Center for Translational Medicine, University of Maryland School of Pharmacy, Baltimore, Maryland, USA.
Inova Schar Cancer Institute, Fairfax, Virginia, USA.
CPT Pharmacometrics Syst Pharmacol. 2023 Jul;12(7):929-940. doi: 10.1002/psp4.12963. Epub 2023 Apr 26.
Taxanes are currently the most frequently used chemotherapeutic agents in cancer care, where real-world use has focused on minimizing adverse events and standardizing the delivery. Myelosuppression is a well-characterized, adverse pharmacodynamic effect of taxanes. Electronic health records (EHRs) comprise data collected during routine clinical care that include patients with heterogeneous demographic, clinical, and treatment characteristics. Application of pharmacokinetic/pharmacodynamic (PK/PD) modeling to EHR data promises new insights on the real-world use of taxanes and strategies to improve therapeutic outcomes especially for populations who are typically excluded from clinical trials, including the elderly. This investigation: (i) leveraged previously published PK/PD models developed with clinical trial data and addressed challenges to fit EHR data, and (ii) evaluated predictors of paclitaxel-induced myelosuppression. Relevant EHR data were collected from patients treated with paclitaxel-containing chemotherapy at Inova Schar Cancer Institute between 2015 and 2019 (n = 405). Published PK models were used to simulate mean individual exposures of paclitaxel and carboplatin, which were linearly linked to absolute neutrophil count (ANC) using a published semiphysiologic myelosuppression model. Elderly patients (≥70 years) constituted 21.2% of the dataset and 2274 ANC measurements were included in the analysis. The PD parameters were estimated and matched previously reported values. The baseline ANC and chemotherapy regimen were significant predictors of paclitaxel-induced myelosuppression. The nadir ANC and use of supportive treatments, such as growth factors and antimicrobials, were consistent across age quantiles suggesting age had no effect on paclitaxel-induced myelosuppression. In conclusion, EHR data could complement clinical trial data in answering key therapeutic questions.

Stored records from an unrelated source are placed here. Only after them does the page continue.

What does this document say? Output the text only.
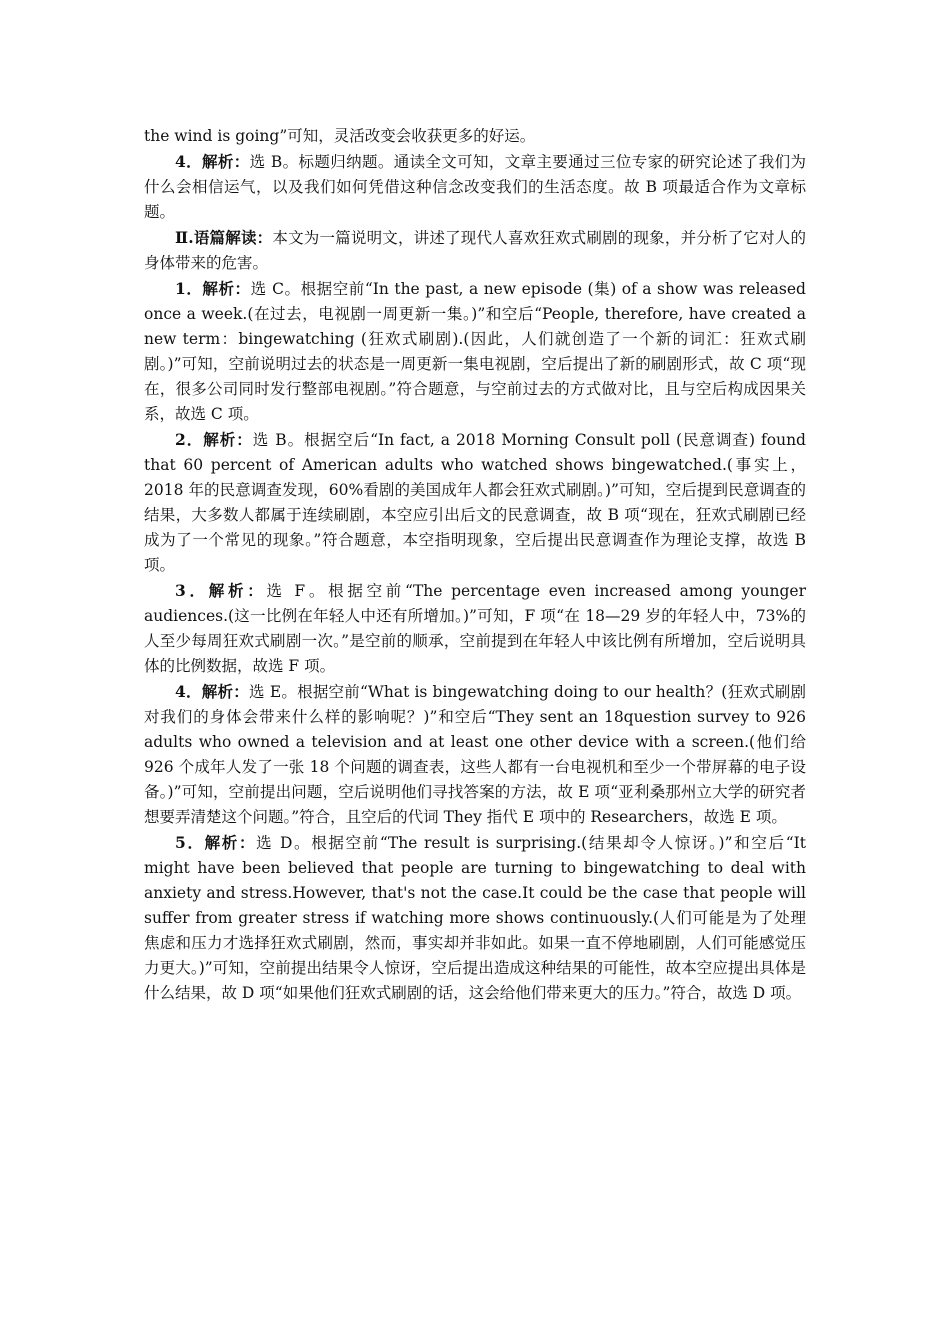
the wind is going”可知，灵活改变会收获更多的好运。

4．解析：选 B。标题归纳题。通读全文可知，文章主要通过三位专家的研究论述了我们为什么会相信运气，以及我们如何凭借这种信念改变我们的生活态度。故 B 项最适合作为文章标题。

Ⅱ.语篇解读：本文为一篇说明文，讲述了现代人喜欢狂欢式刷剧的现象，并分析了它对人的身体带来的危害。

1．解析：选 C。根据空前“In the past, a new episode (集) of a show was released once a week.(在过去，电视剧一周更新一集。)”和空后“People, therefore, have created a new term：bingewatching (狂欢式刷剧).(因此，人们就创造了一个新的词汇：狂欢式刷剧。)”可知，空前说明过去的状态是一周更新一集电视剧，空后提出了新的刷剧形式，故 C 项“现在，很多公司同时发行整部电视剧。”符合题意，与空前过去的方式做对比，且与空后构成因果关系，故选 C 项。

2．解析：选 B。根据空后“In fact, a 2018 Morning Consult poll (民意调查) found that 60 percent of American adults who watched shows bingewatched.(事实上，2018 年的民意调查发现，60%看剧的美国成年人都会狂欢式刷剧。)”可知，空后提到民意调查的结果，大多数人都属于连续刷剧，本空应引出后文的民意调查，故 B 项“现在，狂欢式刷剧已经成为了一个常见的现象。”符合题意，本空指明现象，空后提出民意调查作为理论支撑，故选 B 项。

3．解析：选 F。根据空前“The percentage even increased among younger audiences.(这一比例在年轻人中还有所增加。)”可知，F 项“在 18—29 岁的年轻人中，73%的人至少每周狂欢式刷剧一次。”是空前的顺承，空前提到在年轻人中该比例有所增加，空后说明具体的比例数据，故选 F 项。

4．解析：选 E。根据空前“What is bingewatching doing to our health？(狂欢式刷剧对我们的身体会带来什么样的影响呢？)”和空后“They sent an 18question survey to 926 adults who owned a television and at least one other device with a screen.(他们给 926 个成年人发了一张 18 个问题的调查表，这些人都有一台电视机和至少一个带屏幕的电子设备。)”可知，空前提出问题，空后说明他们寻找答案的方法，故 E 项“亚利桑那州立大学的研究者想要弄清楚这个问题。”符合，且空后的代词 They 指代 E 项中的 Researchers，故选 E 项。

5．解析：选 D。根据空前“The result is surprising.(结果却令人惊讶。)”和空后“It might have been believed that people are turning to bingewatching to deal with anxiety and stress.However, that's not the case.It could be the case that people will suffer from greater stress if watching more shows continuously.(人们可能是为了处理焦虑和压力才选择狂欢式刷剧，然而，事实却并非如此。如果一直不停地刷剧，人们可能感觉压力更大。)”可知，空前提出结果令人惊讶，空后提出造成这种结果的可能性，故本空应提出具体是什么结果，故 D 项“如果他们狂欢式刷剧的话，这会给他们带来更大的压力。”符合，故选 D 项。
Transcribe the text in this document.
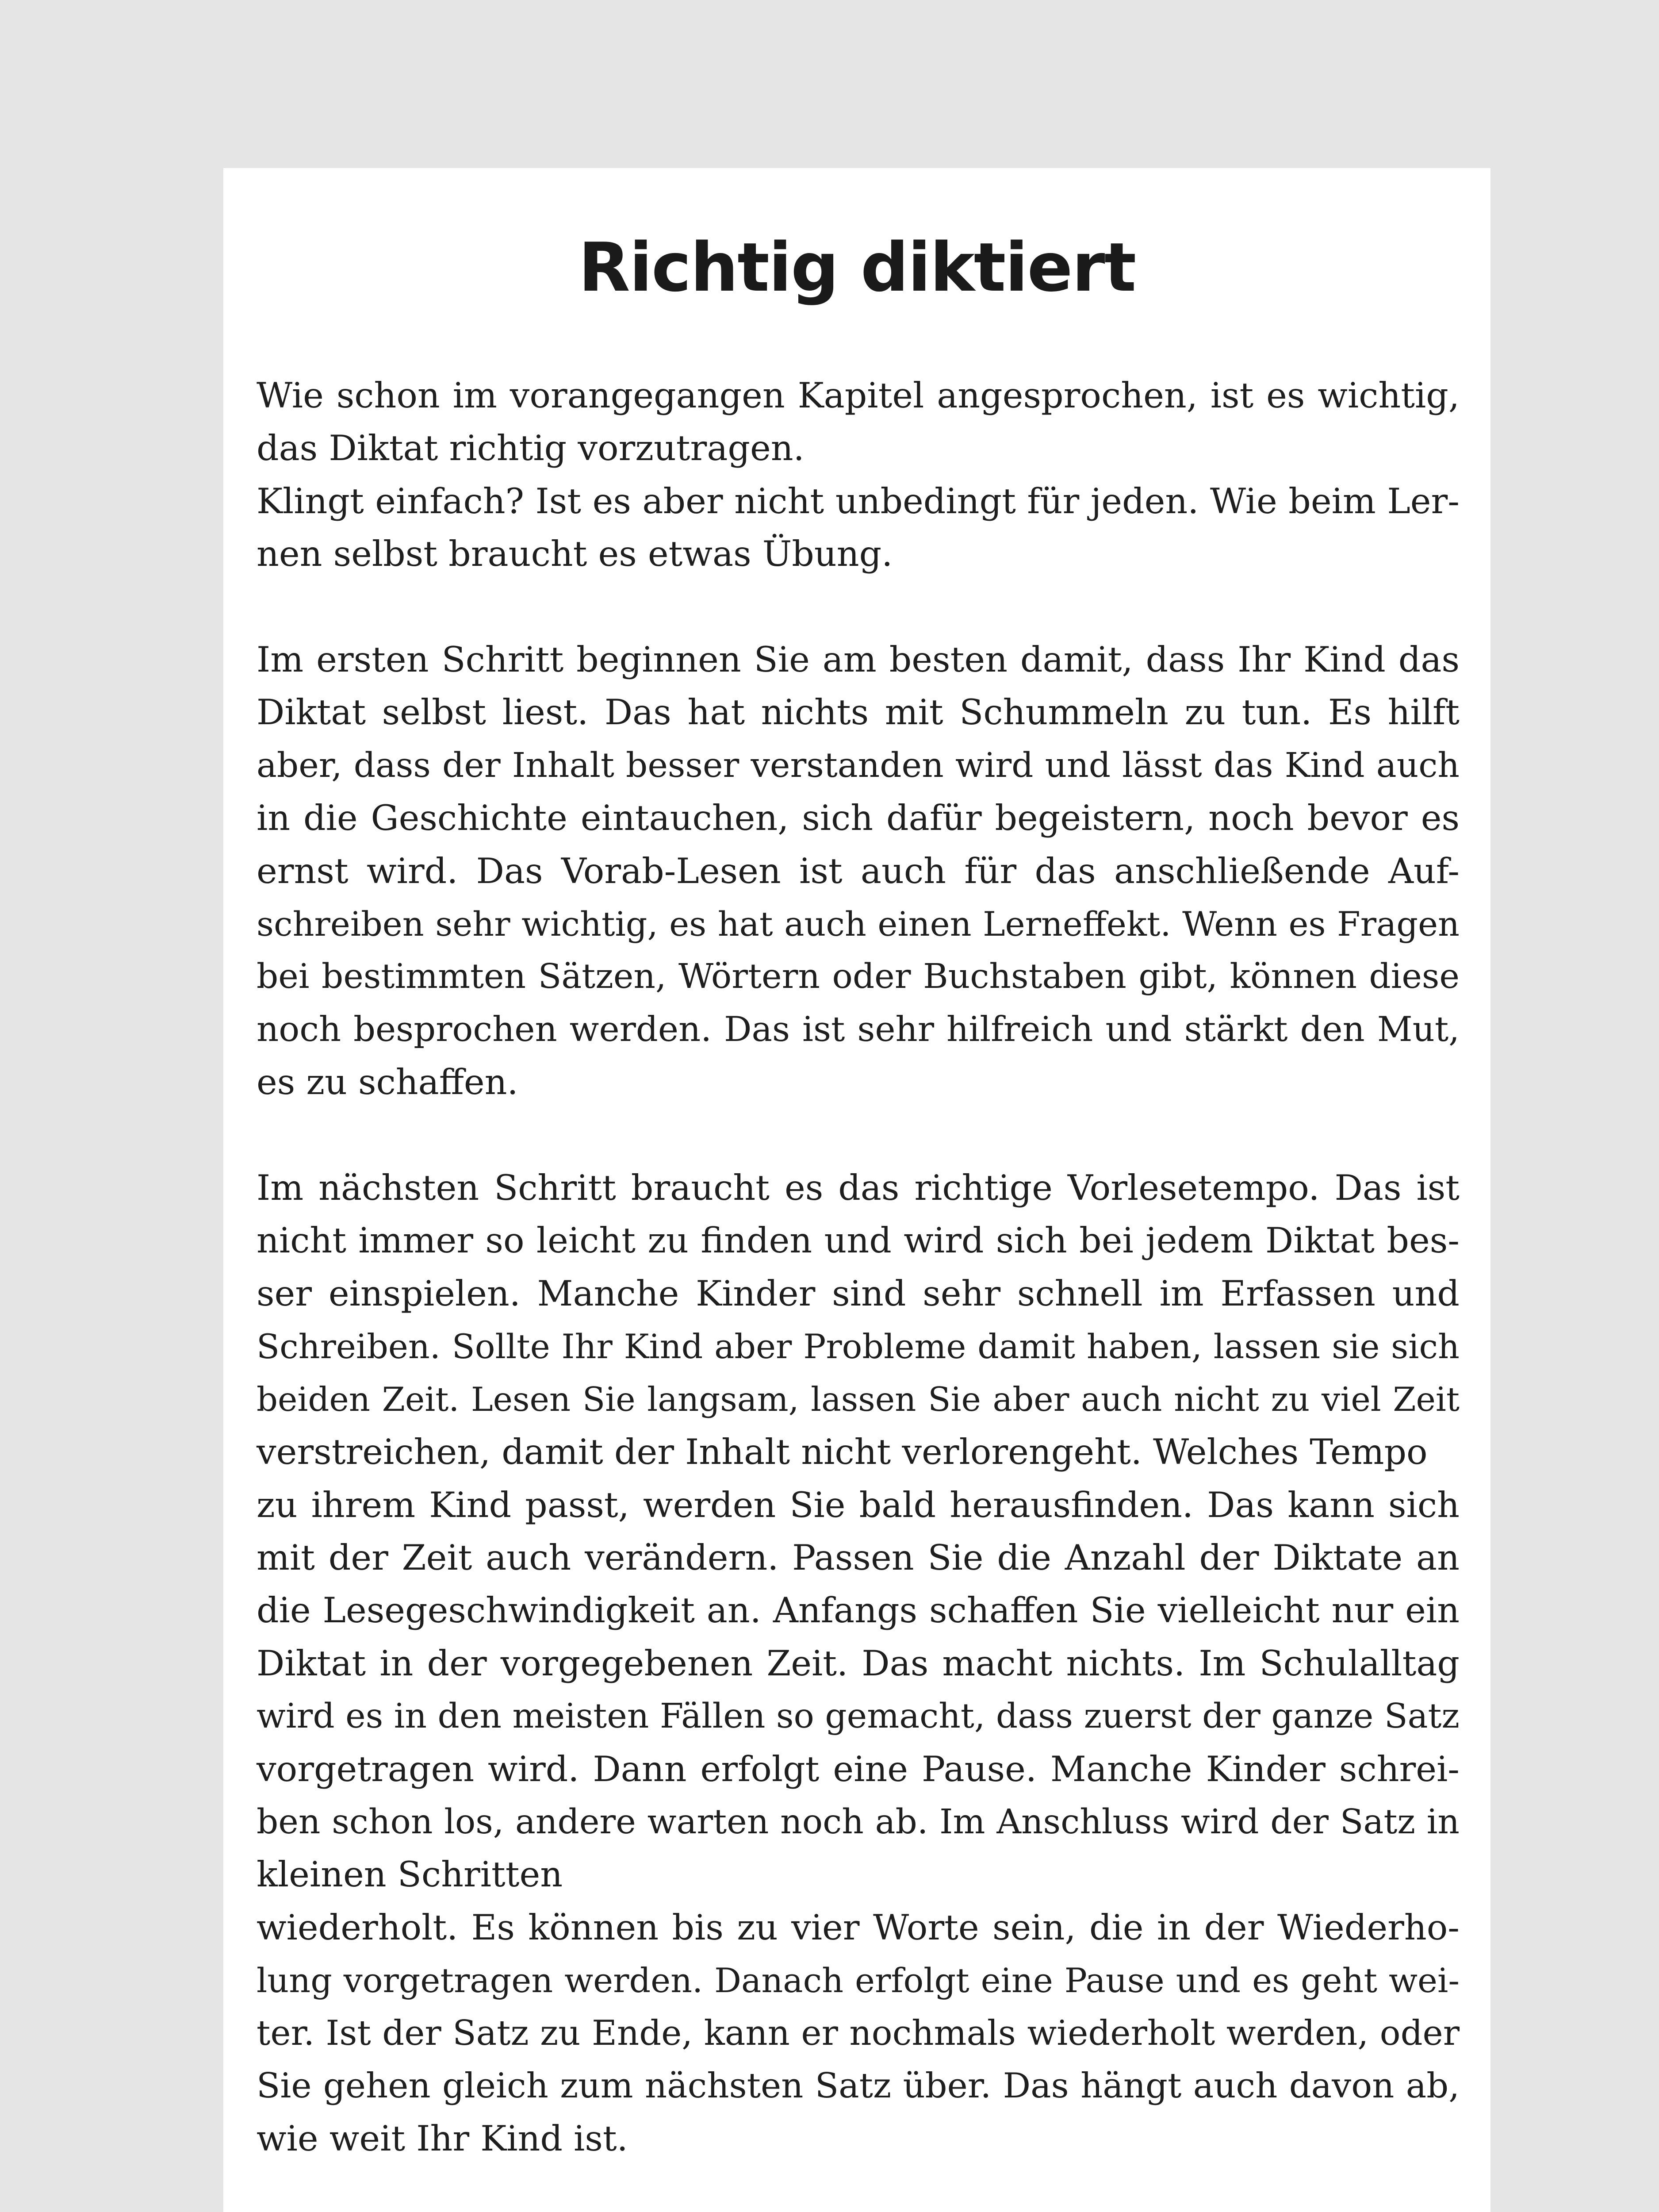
Richtig diktiert

Wie schon im vorangegangen Kapitel angesprochen, ist es wichtig,
das Diktat richtig vorzutragen.
Klingt einfach? Ist es aber nicht unbedingt für jeden. Wie beim Ler-
nen selbst braucht es etwas Übung.

Im ersten Schritt beginnen Sie am besten damit, dass Ihr Kind das
Diktat selbst liest. Das hat nichts mit Schummeln zu tun. Es hilft
aber, dass der Inhalt besser verstanden wird und lässt das Kind auch
in die Geschichte eintauchen, sich dafür begeistern, noch bevor es
ernst wird. Das Vorab-Lesen ist auch für das anschließende Auf-
schreiben sehr wichtig, es hat auch einen Lerneffekt. Wenn es Fragen
bei bestimmten Sätzen, Wörtern oder Buchstaben gibt, können diese
noch besprochen werden. Das ist sehr hilfreich und stärkt den Mut,
es zu schaffen.

Im nächsten Schritt braucht es das richtige Vorlesetempo. Das ist
nicht immer so leicht zu finden und wird sich bei jedem Diktat bes-
ser einspielen. Manche Kinder sind sehr schnell im Erfassen und
Schreiben. Sollte Ihr Kind aber Probleme damit haben, lassen sie sich
beiden Zeit. Lesen Sie langsam, lassen Sie aber auch nicht zu viel Zeit
verstreichen, damit der Inhalt nicht verlorengeht. Welches Tempo
zu ihrem Kind passt, werden Sie bald herausfinden. Das kann sich
mit der Zeit auch verändern. Passen Sie die Anzahl der Diktate an
die Lesegeschwindigkeit an. Anfangs schaffen Sie vielleicht nur ein
Diktat in der vorgegebenen Zeit. Das macht nichts. Im Schulalltag
wird es in den meisten Fällen so gemacht, dass zuerst der ganze Satz
vorgetragen wird. Dann erfolgt eine Pause. Manche Kinder schrei-
ben schon los, andere warten noch ab. Im Anschluss wird der Satz in
kleinen Schritten
wiederholt. Es können bis zu vier Worte sein, die in der Wiederho-
lung vorgetragen werden. Danach erfolgt eine Pause und es geht wei-
ter. Ist der Satz zu Ende, kann er nochmals wiederholt werden, oder
Sie gehen gleich zum nächsten Satz über. Das hängt auch davon ab,
wie weit Ihr Kind ist.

紫杉烷类药物目前是癌症治疗中最常用的化疗药物,实际应用侧重于最大限度地减少不良反应并使药物递送标准化。骨髓抑制是紫杉烷类药物的一种特征性的、不良的药效学作用。电子健康记录 (EHR) 包含在常规临床护理期间收集的数据,其中包括具有异质人口统计学、临床和治疗特征的患者。将药代动力学/药效学 (PK/PD) 模型应用于 EHR 数据有望为紫杉烷类药物的实际应用提供新的见解,并为改善治疗结果提供策略,特别是对于通常被排除在临床试验之外的人群,包括老年人。本研究:(i) 利用先前基于临床试验数据开发的 PK/PD 模型,并解决了适用于 EHR 数据的挑战,(ii) 评估了紫杉醇引起的骨髓抑制的预测因素。从 2015 年至 2019 年在 Inova Schar 癌症研究所接受紫杉醇含化疗治疗的患者中收集了相关的 EHR 数据(n=405)。使用已发表的 PK 模型来模拟紫杉醇和卡铂的个体平均暴露量,并用已发表的半生理骨髓抑制模型将其与绝对中性粒细胞计数 (ANC) 进行线性关联。年龄在 70 岁及以上的老年患者占数据集的 21.2%,共纳入了 2274 次 ANC 测量值进行分析。估计了 PD 参数并与先前报道的值相匹配。基线 ANC 和化疗方案是紫杉醇引起的骨髓抑制的重要预测因素。ANC 最低点和支持性治疗(如生长因子和抗生素)的使用在年龄分位数中是一致的,这表明年龄对紫杉醇引起的骨髓抑制没有影响。总之,EHR 数据可以补充临床试验数据,以回答关键的治疗问题。